Hopefully my Rails skill is sufficient :-)
(Sorry for any grammatical mistakes, English is not my primary language.)
Yes. Also your English is fine, assuming this is a representative sample.
> considering the present reality of code-on-whiteboard sort of interviews for a stable job in the major software companies
My advice here is that it's a coder's market and you can mostly redirect these into other methods of demonstrating your competency, or if nothing else - iterate over several companies until you find one with more realistic methods.
> What do you think about passive income, say, from selling WordPress themes on themeforest, or something similar?
"Passive" income is mostly a misnomer. It's more a matter of, "I have a mostly post-development product, which occasionally requires maintenance, and the active portion of monetizing it is now more a matter of sales and marketing, versus engineering."
More generally:
The set of companies hiring or expecting to hire software engineers is approximately, "all companies which presently employ software engineers." The set of companies which can benefit from software engineering is approximately, "all companies with meaningful revenue."
The part that remains is for you to find them and convince them that particular things you can do with code will predictably lead to them having more revenue. This is easier if you specialize in a particular type of company and problem, because you can build up knowledge around what problems they have, how they currently deal with them, how they talk about them, and what sales and marketing approaches they're most receptive to.

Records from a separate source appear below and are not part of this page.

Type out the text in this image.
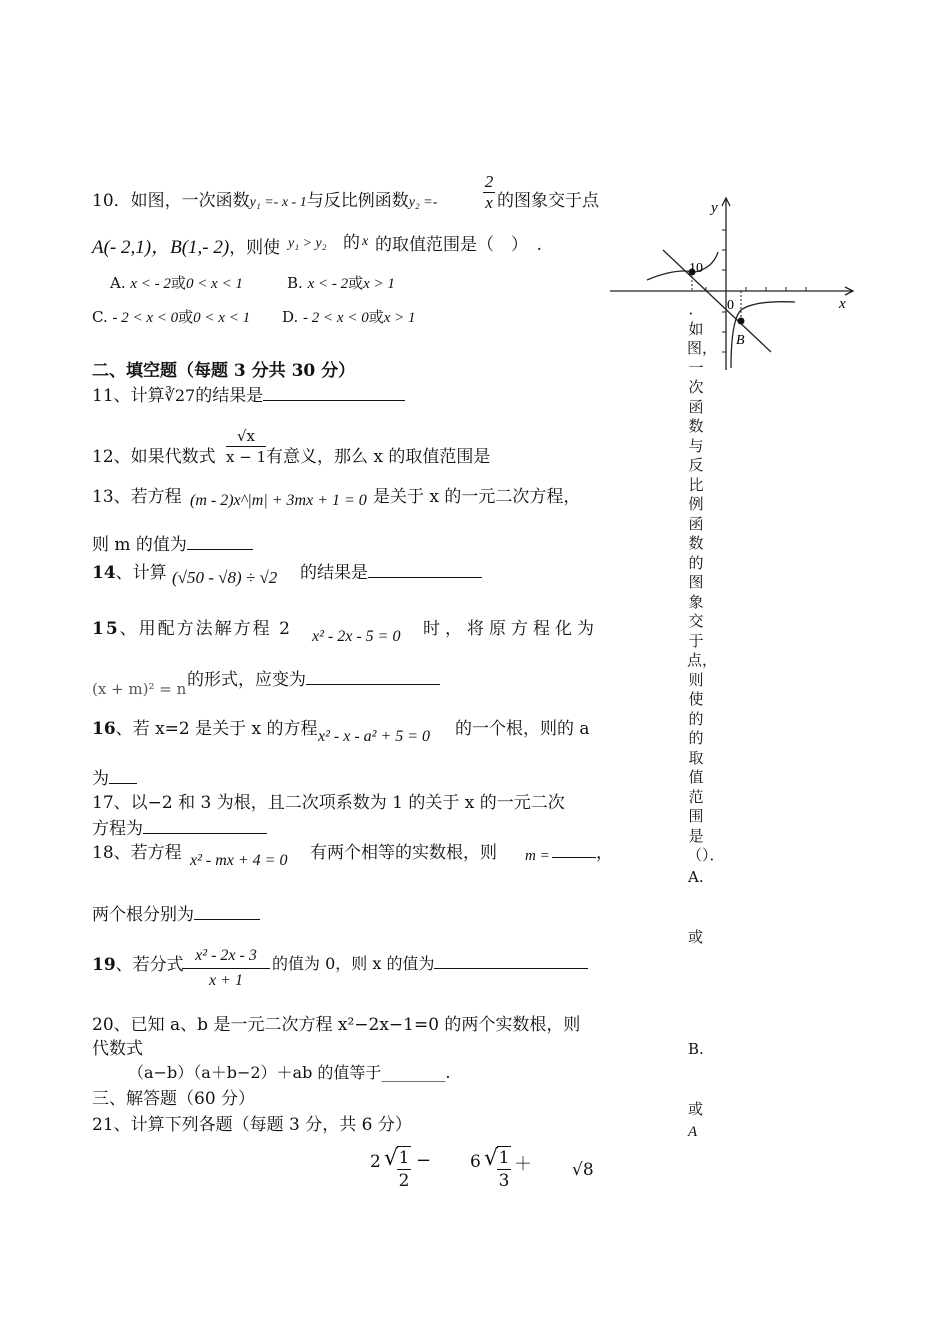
10．如图，一次函数y₁ =- x - 1与反比例函数y₂ =-	$\frac{2}{x}$ 的图象交于点
A(- 2,1)，B(1,- 2)，则使 y₁ > y₂ 的 x 的取值范围是（　）　.
A. x < - 2或0 < x < 1	B. x < - 2或x > 1
C. - 2 < x < 0或0 < x < 1 D. - 2 < x < 0或x > 1
二、填空题（每题 3 分共 30 分）
11、计算∛27的结果是
12、如果代数式 $\frac{√x}{x - 1}$ 有意义，那么 x 的取值范围是
13、若方程 (m - 2)x^|m| + 3mx + 1 = 0 是关于 x 的一元二次方程，
则 m 的值为
14、计算 (√50 - √8) ÷ √2 的结果是
15、用配方法解方程 2 x² - 2x - 5 = 0 时，将原方程化为
(x + m)² = n 的形式，应变为
16、若 x=2 是关于 x 的方程 x² - x - a² + 5 = 0 的一个根，则的 a
为
17、以−2 和 3 为根，且二次项系数为 1 的关于 x 的一元二次
方程为
18、若方程 x² - mx + 4 = 0 有两个相等的实数根，则 m =	，
两个根分别为
19、若分式
$\frac{\text{x² - 2x - 3}}{x + 1}$ 的值为 0，则 x 的值为
20、已知 a、b 是一元二次方程 x²−2x−1=0 的两个实数根，则
代数式
（a−b）（a＋b−2）＋ab 的值等于________.
三、解答题（60 分）
21、计算下列各题（每题 3 分，共 6 分）
2 √
$\frac{1}{2} - 6$ √
$\frac{1}{3} + √8$
y
x
0
10
B
．如图，一次函数与反比例函数的图象交于点，则使的的取值范围是（）．
A.
或
B.
或
A
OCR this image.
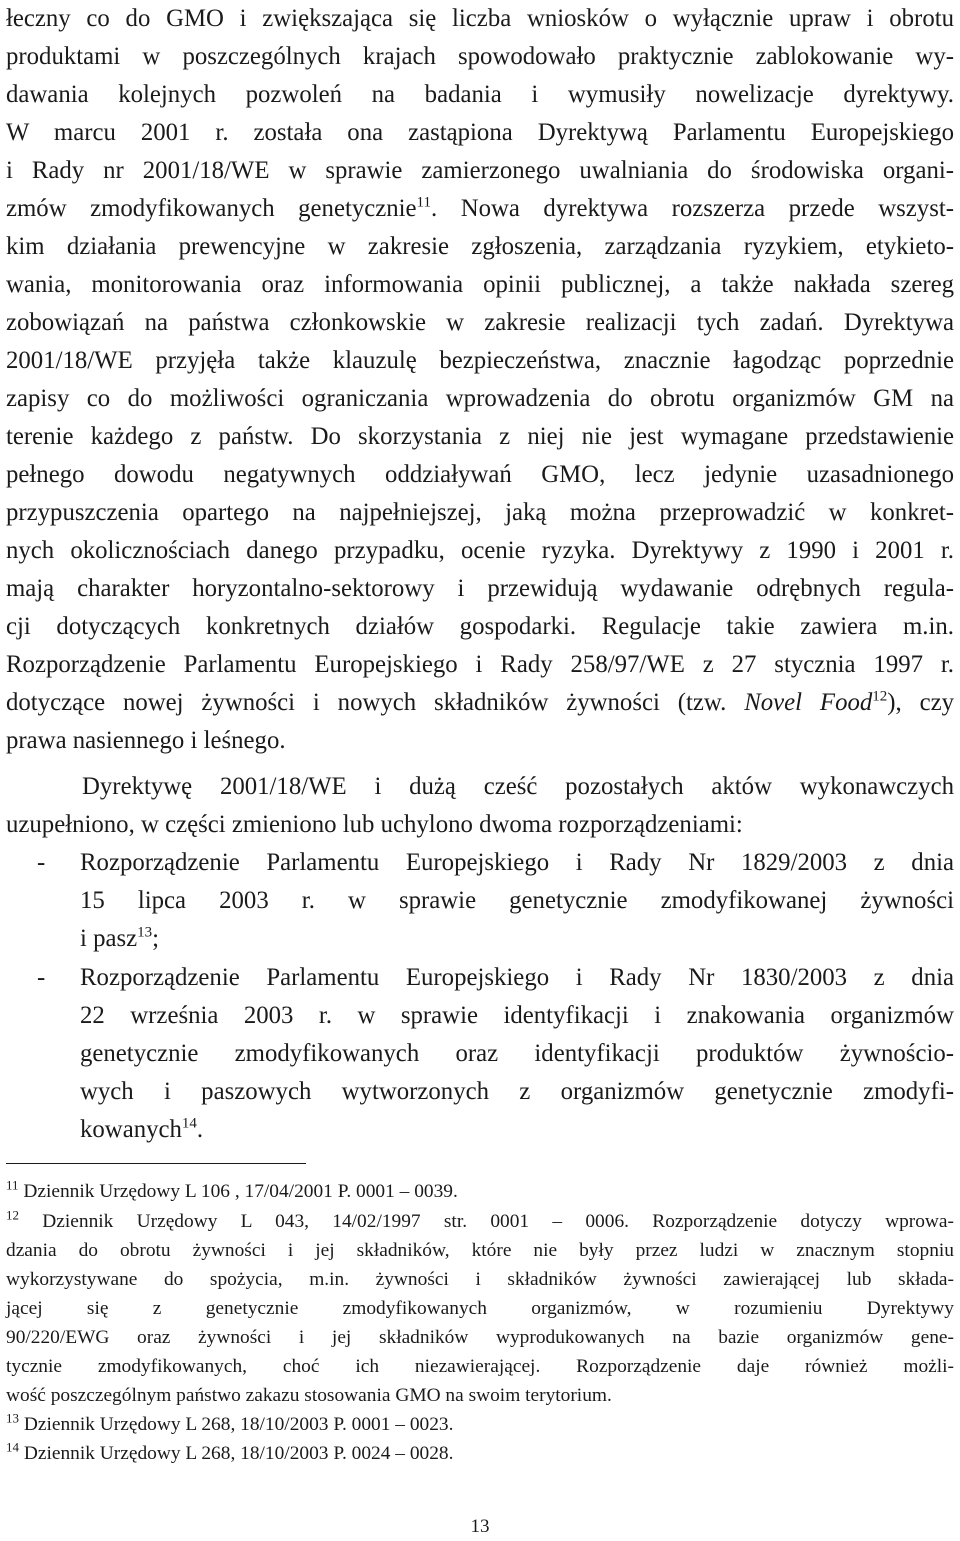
łeczny co do GMO i zwiększająca się liczba wniosków o wyłącznie upraw i obrotu
produktami w poszczególnych krajach spowodowało praktycznie zablokowanie wy-
dawania kolejnych pozwoleń na badania i wymusiły nowelizacje dyrektywy.
W marcu 2001 r. została ona zastąpiona Dyrektywą Parlamentu Europejskiego
i Rady nr 2001/18/WE w sprawie zamierzonego uwalniania do środowiska organi-
zmów zmodyfikowanych genetycznie$^{11}$. Nowa dyrektywa rozszerza przede wszyst-
kim działania prewencyjne w zakresie zgłoszenia, zarządzania ryzykiem, etykieto-
wania, monitorowania oraz informowania opinii publicznej, a także nakłada szereg
zobowiązań na państwa członkowskie w zakresie realizacji tych zadań. Dyrektywa
2001/18/WE przyjęła także klauzulę bezpieczeństwa, znacznie łagodząc poprzednie
zapisy co do możliwości ograniczania wprowadzenia do obrotu organizmów GM na
terenie każdego z państw. Do skorzystania z niej nie jest wymagane przedstawienie
pełnego dowodu negatywnych oddziaływań GMO, lecz jedynie uzasadnionego
przypuszczenia opartego na najpełniejszej, jaką można przeprowadzić w konkret-
nych okolicznościach danego przypadku, ocenie ryzyka. Dyrektywy z 1990 i 2001 r.
mają charakter horyzontalno-sektorowy i przewidują wydawanie odrębnych regula-
cji dotyczących konkretnych działów gospodarki. Regulacje takie zawiera m.in.
Rozporządzenie Parlamentu Europejskiego i Rady 258/97/WE z 27 stycznia 1997 r.
dotyczące nowej żywności i nowych składników żywności (tzw. Novel Food$^{12}$), czy
prawa nasiennego i leśnego.
Dyrektywę 2001/18/WE i dużą cześć pozostałych aktów wykonawczych
uzupełniono, w części zmieniono lub uchylono dwoma rozporządzeniami:
- Rozporządzenie Parlamentu Europejskiego i Rady Nr 1829/2003 z dnia
15 lipca 2003 r. w sprawie genetycznie zmodyfikowanej żywności
i pasz$^{13}$;
- Rozporządzenie Parlamentu Europejskiego i Rady Nr 1830/2003 z dnia
22 września 2003 r. w sprawie identyfikacji i znakowania organizmów
genetycznie zmodyfikowanych oraz identyfikacji produktów żywnościo-
wych i paszowych wytworzonych z organizmów genetycznie zmodyfi-
kowanych$^{14}$.
$^{11}$ Dziennik Urzędowy L 106 , 17/04/2001 P. 0001 – 0039.
$^{12}$ Dziennik Urzędowy L 043, 14/02/1997 str. 0001 – 0006. Rozporządzenie dotyczy wprowa-
dzania do obrotu żywności i jej składników, które nie były przez ludzi w znacznym stopniu
wykorzystywane do spożycia, m.in. żywności i składników żywności zawierającej lub składa-
jącej się z genetycznie zmodyfikowanych organizmów, w rozumieniu Dyrektywy
90/220/EWG oraz żywności i jej składników wyprodukowanych na bazie organizmów gene-
tycznie zmodyfikowanych, choć ich niezawierającej. Rozporządzenie daje również możli-
wość poszczególnym państwo zakazu stosowania GMO na swoim terytorium.
$^{13}$ Dziennik Urzędowy L 268, 18/10/2003 P. 0001 – 0023.
$^{14}$ Dziennik Urzędowy L 268, 18/10/2003 P. 0024 – 0028.
13
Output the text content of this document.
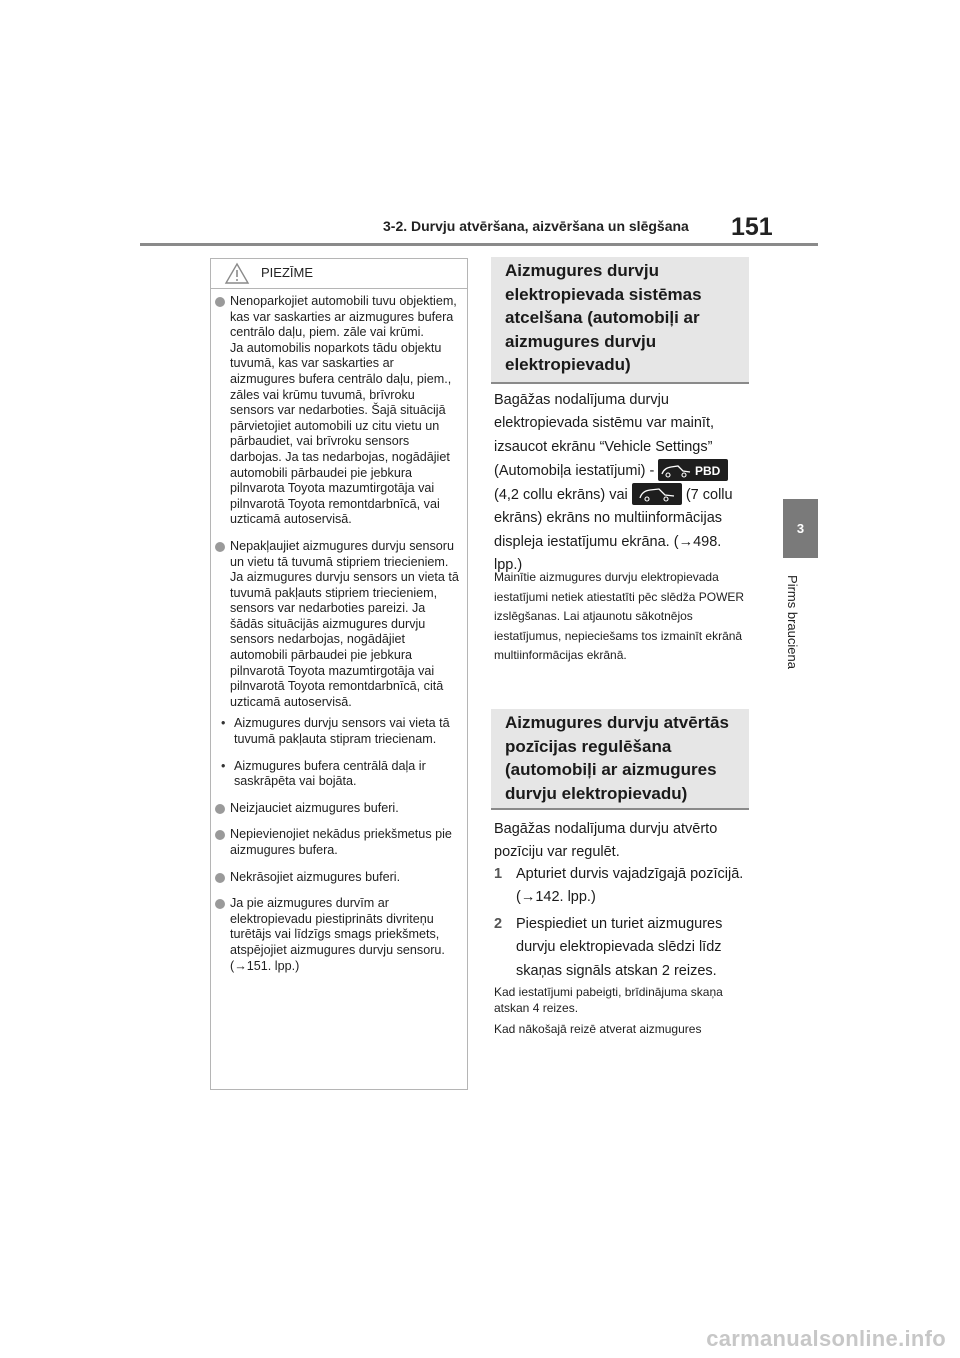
3-2. Durvju atvēršana, aizvēršana un slēgšana 151
3
Pirms brauciena
PIEZĪME

Nenoparkojiet automobili tuvu objektiem, kas var saskarties ar aizmugures bufera centrālo daļu, piem. zāle vai krūmi.

Ja automobilis noparkots tādu objektu tuvumā, kas var saskarties ar aizmugures bufera centrālo daļu, piem., zāles vai krūmu tuvumā, brīvroku sensors var nedarboties. Šajā situācijā pārvietojiet automobili uz citu vietu un pārbaudiet, vai brīvroku sensors darbojas. Ja tas nedarbojas, nogādājiet automobili pārbaudei pie jebkura pilnvarota Toyota mazumtirgotāja vai pilnvarotā Toyota remontdarbnīcā, vai uzticamā autoservisā.

Nepakļaujiet aizmugures durvju sensoru un vietu tā tuvumā stipriem triecieniem.

Ja aizmugures durvju sensors un vieta tā tuvumā pakļauts stipriem triecieniem, sensors var nedarboties pareizi. Ja šādās situācijās aizmugures durvju sensors nedarbojas, nogādājiet automobili pārbaudei pie jebkura pilnvarotā Toyota mazumtirgotāja vai pilnvarotā Toyota remontdarbnīcā, citā uzticamā autoservisā.

• Aizmugures durvju sensors vai vieta tā tuvumā pakļauta stipram triecienam.
• Aizmugures bufera centrālā daļa ir saskrāpēta vai bojāta.

Neizjauciet aizmugures buferi.

Nepievienojiet nekādus priekšmetus pie aizmugures bufera.

Nekrāsojiet aizmugures buferi.

Ja pie aizmugures durvīm ar elektropievadu piestiprināts divriteņu turētājs vai līdzīgs smags priekšmets, atspējojiet aizmugures durvju sensoru. (→151. lpp.)

Aizmugures durvju elektropievada sistēmas atcelšana (automobiļi ar aizmugures durvju elektropievadu)
Bagāžas nodalījuma durvju elektropievada sistēmu var mainīt, izsaucot ekrānu “Vehicle Settings” (Automobiļa iestatījumi) -	PBD
(4,2 collu ekrāns) vai	(7 collu ekrāns) ekrāns no multiinformācijas displeja iestatījumu ekrāna. (→498. lpp.)
Mainītie aizmugures durvju elektropievada iestatījumi netiek atiestatīti pēc slēdža POWER izslēgšanas. Lai atjaunotu sākotnējos iestatījumus, nepieciešams tos izmainīt ekrānā multiinformācijas ekrānā.
Aizmugures durvju atvērtās pozīcijas regulēšana (automobiļi ar aizmugures durvju elektropievadu)
Bagāžas nodalījuma durvju atvērto pozīciju var regulēt.
1 Apturiet durvis vajadzīgajā pozīcijā. (→142. lpp.)
2 Piespiediet un turiet aizmugures durvju elektropievada slēdzi līdz skaņas signāls atskan 2 reizes.
Kad iestatījumi pabeigti, brīdinājuma skaņa atskan 4 reizes.
Kad nākošajā reizē atverat aizmugures
carmanualsonline.info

This applies whether you want to be an employee, or sell a product, or provide consulting services, or whatever. Find people who have problems, convince them that you can provide solutions in a way which is predictably revenue-positive and which doesn't unduly increase the burden to them.
Your English looks flawless to me, by the way, so don't sell yourself short: you can learn to write like a pro, you may already be there, and describing what you have done and what you are going to do in written English prose is where the money is.
Are you actually a Wordpress themer? Learn just that much PHP and you can get all kinds of little gigs, doing work like customizing themes for people's Wordpress or Drupal sites. The advantage of learning a package, like a CMS, is that they lend themselves to little jobs, because most of their code is not customized and oftentimes the custom code is, shall we say, easy to improve. And if you are looking to fill time for a few months - and practice those vital pitching and customer-communication skills - little jobs might be nice.
Incidentally, at some point you might really want to practice whiteboard interviews, but if I were to do that I would specifically practice whiteboard interviews, not TopCoder or algorithms. Whiteboard interviews are a specific skill all their own. That skill is at least as much about being able to think out loud as it is about what you are actually thinking about. Knowing more algorithms might not help. I have found it more valuable to be able to implement bubble sort while telling jokes about bubble sort than to know what quicksort is.
Just out of curiosity, where are you located?